The United Democratic Movement (UDM) has accused the Speaker of Parliament Baleka Mbete of “unduly raising public alarm” in her opposition to its court application to have a motion of no confidence in the president decided by way of a secret ballot.

The party's leader Bantu Holomisa on Wednesday filed an affidavit with the Constitutional Court‚ replying to papers filed by Mbete and President Jacob Zuma.

The UDM approached the Constitutional Court after Mbete refused its request to have the motion of no confidence against Zuma conducted by a secret ballot. It argued that an open vote could see ANC MPs face intimidation if they did not toe the party's line.

Both Mbete and Zuma have opposed the UDM's application.

Replying to arguments by Mbete and Zuma that the UDM's application undermined the doctrine of the separation of powers‚ Holomisa said:

“No party in the present litigation‚ and certainly not the applicant‚ intends to dispute the first part of that dictum regarding the National Assembly's control of its own procedures‚ which is inherently a matter of separation of powers.
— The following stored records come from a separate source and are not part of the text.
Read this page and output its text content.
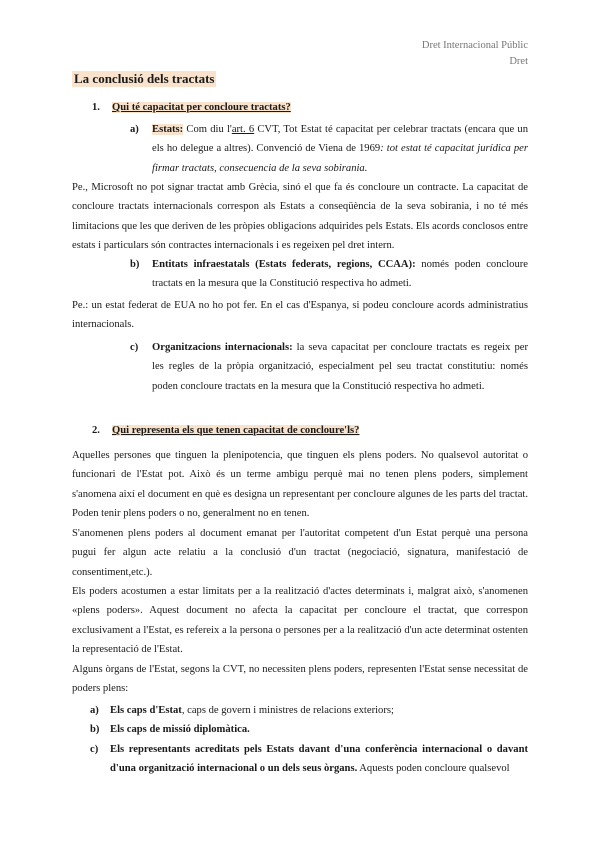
Dret Internacional Públic
Dret
La conclusió dels tractats
1. Qui té capacitat per concloure tractats?
a) Estats: Com diu l'art. 6 CVT, Tot Estat té capacitat per celebrar tractats (encara que un els ho delegue a altres). Convenció de Viena de 1969: tot estat té capacitat jurídica per firmar tractats, consecuencia de la seva sobirania.
Pe., Microsoft no pot signar tractat amb Grècia, sinó el que fa és concloure un contracte. La capacitat de concloure tractats internacionals correspon als Estats a conseqüència de la seva sobirania, i no té més limitacions que les que deriven de les pròpies obligacions adquirides pels Estats. Els acords conclosos entre estats i particulars són contractes internacionals i es regeixen pel dret intern.
b) Entitats infraestatals (Estats federats, regions, CCAA): només poden concloure tractats en la mesura que la Constitució respectiva ho admeti.
Pe.: un estat federat de EUA no ho pot fer. En el cas d'Espanya, si podeu concloure acords administratius internacionals.
c) Organitzacions internacionals: la seva capacitat per concloure tractats es regeix per les regles de la pròpia organització, especialment pel seu tractat constitutiu: només poden concloure tractats en la mesura que la Constitució respectiva ho admeti.
2. Qui representa els que tenen capacitat de concloure'ls?
Aquelles persones que tinguen la plenipotencia, que tinguen els plens poders. No qualsevol autoritat o funcionari de l'Estat pot. Això és un terme ambigu perquè mai no tenen plens poders, simplement s'anomena així el document en què es designa un representant per concloure algunes de les parts del tractat. Poden tenir plens poders o no, generalment no en tenen.
S'anomenen plens poders al document emanat per l'autoritat competent d'un Estat perquè una persona pugui fer algun acte relatiu a la conclusió d'un tractat (negociació, signatura, manifestació de consentiment,etc.).
Els poders acostumen a estar limitats per a la realització d'actes determinats i, malgrat això, s'anomenen «plens poders». Aquest document no afecta la capacitat per concloure el tractat, que correspon exclusivament a l'Estat, es refereix a la persona o persones per a la realització d'un acte determinat ostenten la representació de l'Estat.
Alguns òrgans de l'Estat, segons la CVT, no necessiten plens poders, representen l'Estat sense necessitat de poders plens:
a) Els caps d'Estat, caps de govern i ministres de relacions exteriors;
b) Els caps de missió diplomàtica.
c) Els representants acreditats pels Estats davant d'una conferència internacional o davant d'una organització internacional o un dels seus òrgans. Aquests poden concloure qualsevol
“What is at issue is whether such procedures are 'consistent with the Constitution and the law'‚ which is inherently a matter of constitutional interpretation. Accordingly‚ this application does not involve the separation of powers doctrine.”

Holomisa also denied that the UDM's application was an attempt to embroil the court in political controversy‚ as Mbete had suggested in her affidavit.

“The attempt by the Speaker to raise the spectre of this application being 'calculated to embroil this Court in political controversy' is unfounded. This point can only have been made for the sake of rhetoric and unduly raising public alarm. Our courts have never shied away from deciding legal matters on the grounds of 'political' implications and would surely not start doing so now.”

In Zuma's opposing papers‚ he argued that the UDM's claim that ANC MPs could suffer intimidation if the motion was decided by an open vote was spurious‚ but Holomisa disputed this:

“The President's own affidavit makes clear that the ANC will not hesitate to give an instruction to its members to vote in a particular way and will proceed to take whatever steps are necessary to discipline those who vote in any way other than as directed.”

Zuma also said that his decision to reshuffle his cabinet last month‚ which prompted the motion‚ was lawful.

Holomisa said the president's argument on this issue was entirely beside the point.

“What is relevant is that the decisions were ill-judged‚ hasty and have had extraordinarily negative (and foreseeable) economic consequences. The UDM wishes to persuade other members of the National Assembly that in light of this‚ the President should no longer enjoy their confidence. The secret ballot will allow members of the National Assembly to give effect to their conscience in this regard.”

The Inkatha Freedom Party and the Council for the Advancement of the South Constitution have filed papers in support of the UDM's application.

The motion of no confidence was postponed pending the outcome of the Constitutional Court application.